Era una Monteparano ben diversa da oggi, quella dei primi anni del ‘900. Una Monteparano che, pur contando meno persone, era molto più affollata. Erano affollate le case, dove la maggior parte delle 400 famiglie del tempo viveva nei pochi metri quadrati dell’abitazione (spesso una sola stanza, qualche volta due), era affollata la piazza al mattino presto, dove la maggior parte dei giovani cercava la “giornata”. Il lavoro era poco e a voler lavorare erano in tanti, per questo le paghe scendevano e non sempre bastavano. All’inizio del secolo a Monteparano c’erano venti-trenta famiglie di proprietari, qualche bottegaio e tanti “campagnoli”. I primi erano la “classe dirigente” del paese, spesso analfabeti o con qualche anno di scuola elementare, possedevano però dei terreni e davano lavoro “a giornata”. Erano loro che votavano e sedevano in Consiglio Comunale, le contrapposizioni tra maggioranza e minoranza erano più fondate su motivazioni personali che su diversità di idee o di condizione sociale.

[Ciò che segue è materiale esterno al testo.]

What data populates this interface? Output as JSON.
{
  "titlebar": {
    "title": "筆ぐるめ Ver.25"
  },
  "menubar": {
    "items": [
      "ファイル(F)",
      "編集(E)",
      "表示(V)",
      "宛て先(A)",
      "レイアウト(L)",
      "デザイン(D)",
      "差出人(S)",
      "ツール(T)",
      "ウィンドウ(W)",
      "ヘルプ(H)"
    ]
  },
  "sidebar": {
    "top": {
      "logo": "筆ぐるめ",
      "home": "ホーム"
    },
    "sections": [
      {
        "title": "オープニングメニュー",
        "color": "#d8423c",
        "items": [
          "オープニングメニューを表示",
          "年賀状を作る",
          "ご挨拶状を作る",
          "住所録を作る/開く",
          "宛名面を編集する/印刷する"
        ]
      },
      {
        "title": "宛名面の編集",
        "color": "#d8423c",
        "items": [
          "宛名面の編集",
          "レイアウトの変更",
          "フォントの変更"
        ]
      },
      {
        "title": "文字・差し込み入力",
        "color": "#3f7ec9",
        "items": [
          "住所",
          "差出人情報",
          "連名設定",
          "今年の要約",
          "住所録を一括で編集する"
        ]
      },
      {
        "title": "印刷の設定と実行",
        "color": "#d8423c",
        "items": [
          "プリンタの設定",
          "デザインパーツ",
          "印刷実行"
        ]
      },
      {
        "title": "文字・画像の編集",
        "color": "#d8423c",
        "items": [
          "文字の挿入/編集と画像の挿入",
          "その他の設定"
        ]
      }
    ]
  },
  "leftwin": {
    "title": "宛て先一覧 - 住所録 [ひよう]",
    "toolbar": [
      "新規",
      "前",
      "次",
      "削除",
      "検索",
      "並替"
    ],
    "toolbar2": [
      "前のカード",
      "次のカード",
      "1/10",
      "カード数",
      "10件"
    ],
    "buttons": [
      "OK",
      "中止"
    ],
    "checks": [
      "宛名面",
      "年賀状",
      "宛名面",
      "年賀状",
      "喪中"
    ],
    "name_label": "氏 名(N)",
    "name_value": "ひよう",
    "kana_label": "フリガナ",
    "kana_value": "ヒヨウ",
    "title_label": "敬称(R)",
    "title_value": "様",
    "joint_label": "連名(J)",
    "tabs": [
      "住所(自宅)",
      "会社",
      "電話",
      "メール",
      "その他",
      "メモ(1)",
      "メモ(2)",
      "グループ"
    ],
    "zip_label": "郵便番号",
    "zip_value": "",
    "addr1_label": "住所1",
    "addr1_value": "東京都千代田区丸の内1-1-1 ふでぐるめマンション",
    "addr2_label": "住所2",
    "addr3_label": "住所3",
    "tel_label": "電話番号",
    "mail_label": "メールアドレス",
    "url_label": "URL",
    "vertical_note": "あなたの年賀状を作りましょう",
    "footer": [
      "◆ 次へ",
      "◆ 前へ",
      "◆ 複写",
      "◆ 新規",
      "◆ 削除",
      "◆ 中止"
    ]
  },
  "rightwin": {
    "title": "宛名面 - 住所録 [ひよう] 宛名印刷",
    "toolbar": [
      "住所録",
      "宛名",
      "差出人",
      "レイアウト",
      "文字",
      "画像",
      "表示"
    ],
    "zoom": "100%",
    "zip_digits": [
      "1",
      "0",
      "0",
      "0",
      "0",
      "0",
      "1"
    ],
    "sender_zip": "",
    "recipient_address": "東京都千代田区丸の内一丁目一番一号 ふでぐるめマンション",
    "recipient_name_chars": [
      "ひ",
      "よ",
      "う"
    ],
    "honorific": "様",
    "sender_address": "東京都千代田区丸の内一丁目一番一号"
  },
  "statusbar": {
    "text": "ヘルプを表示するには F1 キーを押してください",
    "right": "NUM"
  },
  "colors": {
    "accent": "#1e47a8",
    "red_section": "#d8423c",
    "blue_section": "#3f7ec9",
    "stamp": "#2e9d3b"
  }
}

I monteparanesi allora erano circa millequattrocento. Il censimento del 1901 ne aveva contati per l’esattezza 1409, anche se di questi ben centododici risultavano temporaneamente assenti, probabilmente emigrati in cerca di lavoro in qualche parte del Regno.

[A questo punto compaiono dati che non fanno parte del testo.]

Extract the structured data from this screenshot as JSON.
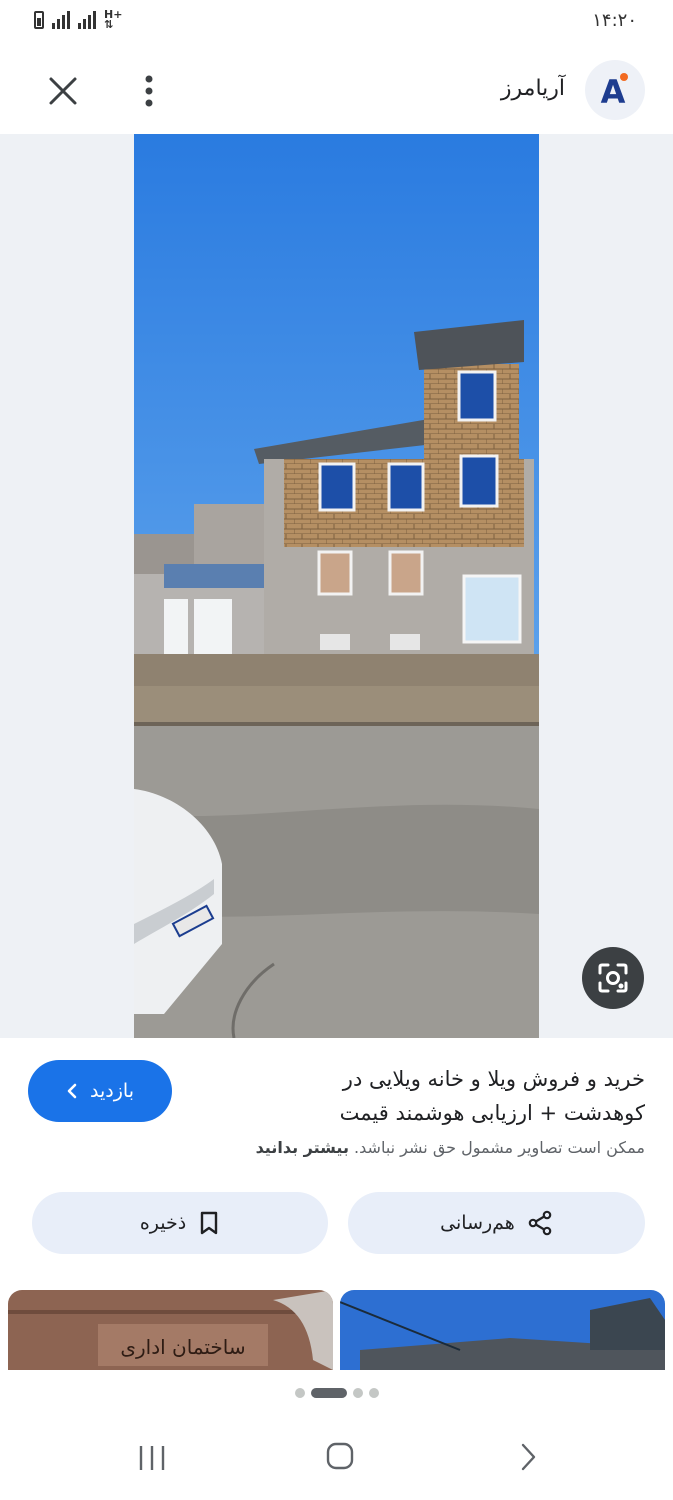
{
  "status_bar": {
    "time": "۱۴:۲۰",
    "network_type": "H+",
    "icons": [
      "battery-icon",
      "signal-icon",
      "signal-icon",
      "data-arrows-icon"
    ]
  },
  "header": {
    "site_name": "آریامرز",
    "site_logo_text": "A",
    "icons": [
      "close-icon",
      "more-vert-icon"
    ]
  },
  "result": {
    "title": "خرید و فروش ویلا و خانه ویلایی در کوهدشت + ارزیابی هوشمند قیمت",
    "visit_label": "بازدید",
    "copyright_text": "ممکن است تصاویر مشمول حق نشر نباشد.",
    "copyright_link": "بیشتر بدانید"
  },
  "actions": {
    "share_label": "هم‌رسانی",
    "save_label": "ذخیره"
  },
  "thumbnails": {
    "left_sign_text": "ساختمان اداری"
  },
  "pagination": {
    "count": 4,
    "active_index": 1
  },
  "colors": {
    "accent": "#1a73e8",
    "action_bg": "#e8eef9",
    "viewer_bg": "#eef1f5",
    "sky": "#2a7be0"
  }
}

Il censimento si svolse secondo le indicazioni del "Piano Topografico del Comune di Monteparano", realizzato nel novembre del 1900 e allegato ad una delibera della Giunta Municipale che divideva il territorio comunale in due sezioni. 

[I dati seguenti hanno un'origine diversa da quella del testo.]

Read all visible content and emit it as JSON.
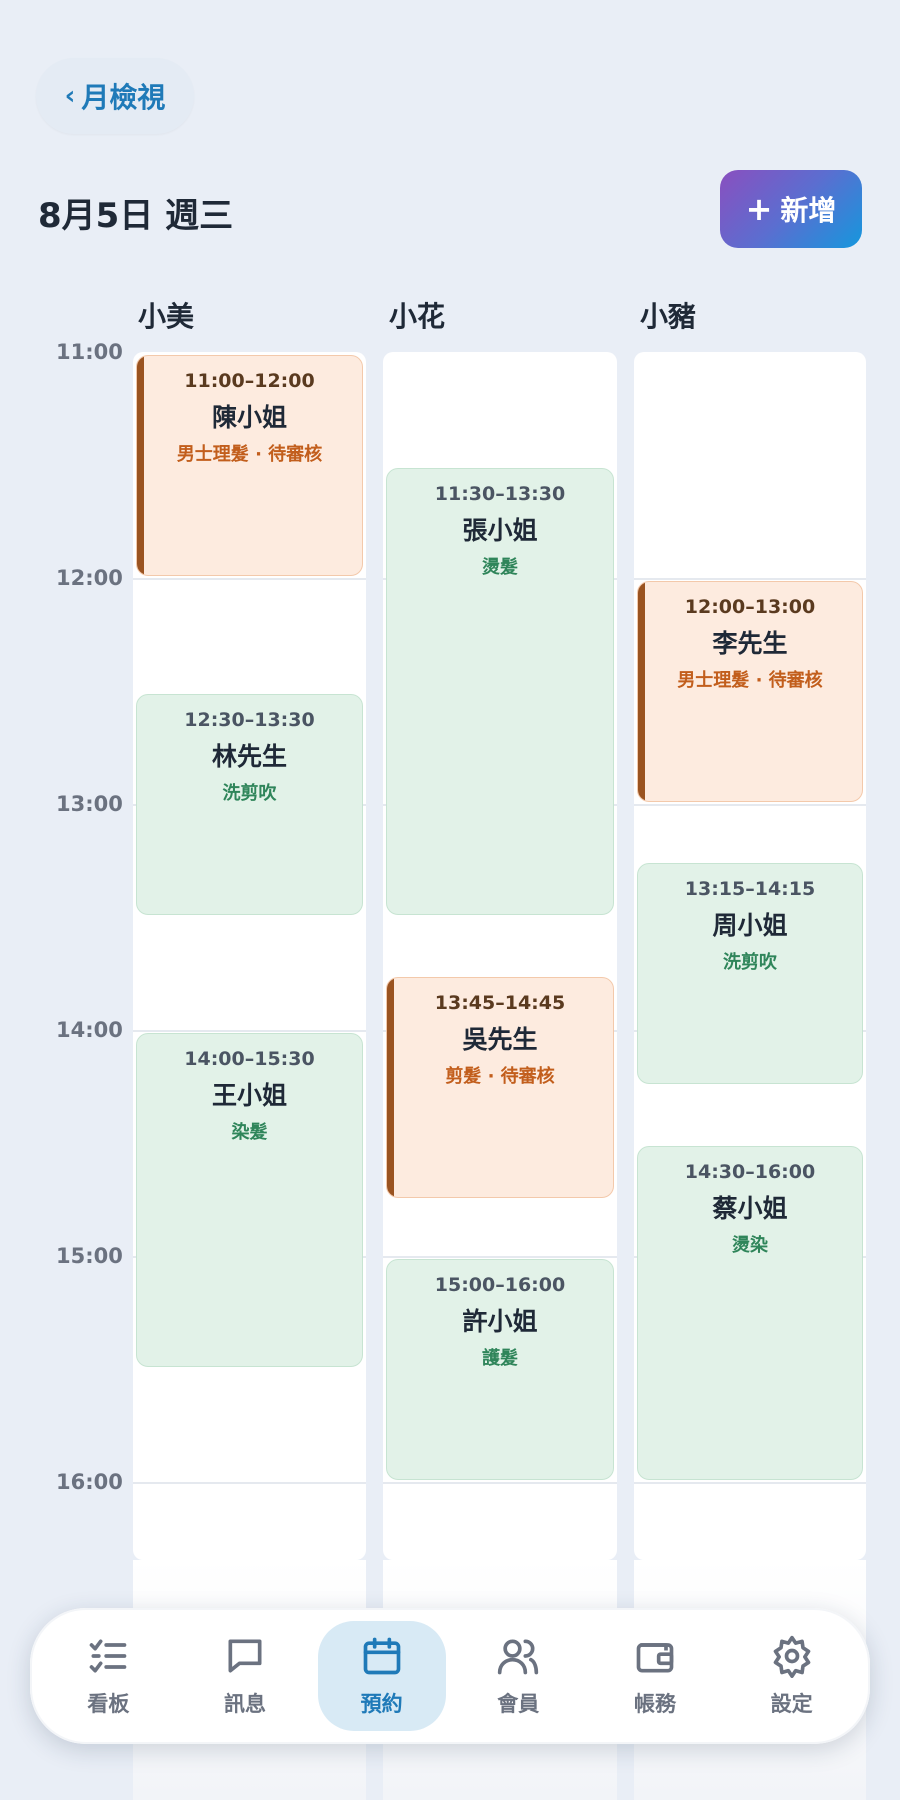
{
  "header": {
    "back_label": "月檢視",
    "back_chevron": "‹",
    "date_title": "8月5日 週三",
    "add_label": "新增",
    "add_plus": "+"
  },
  "columns": [
    {
      "name": "小美"
    },
    {
      "name": "小花"
    },
    {
      "name": "小豬"
    }
  ],
  "time_labels": [
    "11:00",
    "12:00",
    "13:00",
    "14:00",
    "15:00",
    "16:00"
  ],
  "appointments": {
    "c0a": {
      "time": "11:00–12:00",
      "name": "陳小姐",
      "service": "男士理髮 · 待審核",
      "status": "pending"
    },
    "c0b": {
      "time": "12:30–13:30",
      "name": "林先生",
      "service": "洗剪吹",
      "status": "done"
    },
    "c0c": {
      "time": "14:00–15:30",
      "name": "王小姐",
      "service": "染髮",
      "status": "done"
    },
    "c1a": {
      "time": "11:30–13:30",
      "name": "張小姐",
      "service": "燙髮",
      "status": "done"
    },
    "c1b": {
      "time": "13:45–14:45",
      "name": "吳先生",
      "service": "剪髮 · 待審核",
      "status": "pending"
    },
    "c1c": {
      "time": "15:00–16:00",
      "name": "許小姐",
      "service": "護髮",
      "status": "done"
    },
    "c2a": {
      "time": "12:00–13:00",
      "name": "李先生",
      "service": "男士理髮 · 待審核",
      "status": "pending"
    },
    "c2b": {
      "time": "13:15–14:15",
      "name": "周小姐",
      "service": "洗剪吹",
      "status": "done"
    },
    "c2c": {
      "time": "14:30–16:00",
      "name": "蔡小姐",
      "service": "燙染",
      "status": "done"
    }
  },
  "nav": {
    "items": [
      {
        "label": "看板",
        "icon": "checklist-icon"
      },
      {
        "label": "訊息",
        "icon": "chat-bubble-icon"
      },
      {
        "label": "預約",
        "icon": "calendar-icon",
        "active": true
      },
      {
        "label": "會員",
        "icon": "users-icon"
      },
      {
        "label": "帳務",
        "icon": "wallet-icon"
      },
      {
        "label": "設定",
        "icon": "gear-icon"
      }
    ]
  },
  "colors": {
    "accent": "#1f7ab8",
    "pending_bg": "#fdebdf",
    "pending_bar": "#9a5320",
    "done_bg": "#e2f2e8",
    "service_done": "#2f855a",
    "service_pending": "#c25e1c"
  }
}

Nella prima sezione furono comprese le vie denominate Sannicola, Consolare e Nuova; nella seconda le vie denominate Garibaldi, Malvese, Varese e Piazza. Per coordinare il lavoro del censimento venne istituita una Commissione Comunale, che oltre al Sindaco e ai membri della Giunta Municipale comprendeva il medico condotto, dr. Nicola Gallo, e il maestro elementare Alessandro Caputo. Il lavoro materiale di consegna delle schede, e probabilmente anche di compilazione della maggior parte di esse dal momento che buona parte della popolazione era analfabeta, fu svolto da n. 2 commessi del censimento, nominati dal Sindaco su proposta della Commissione. Si trattava di Angelo Manigrasso di anni 30 e di Gaetano Fornaro di anni 29, entrambi di condizione "scribente".

La mappa catastale, redatta tra la fine dell'Ottocento e i primissimi anni del Novecento, relativa al centro abitato, offre una visione d'insieme dello sviluppo urbano di Monteparano nel corso dei tre secoli precedenti. Nel 1901, all'epoca del IV censimento della popolazione, vi erano 67 abitazioni nella via Consolare (che si prolungava per un pezzo dell'attuale via Roccaforzata), 62 in via Malvese, 45 in via Garibaldi, 49 nella via Nuova, 51 in Piazza Castello, 46 in via Varese e ben 87 in via Sannicola (che allora comprendeva l'attuale via San Nicola e via XXIV Maggio fino a via Roma).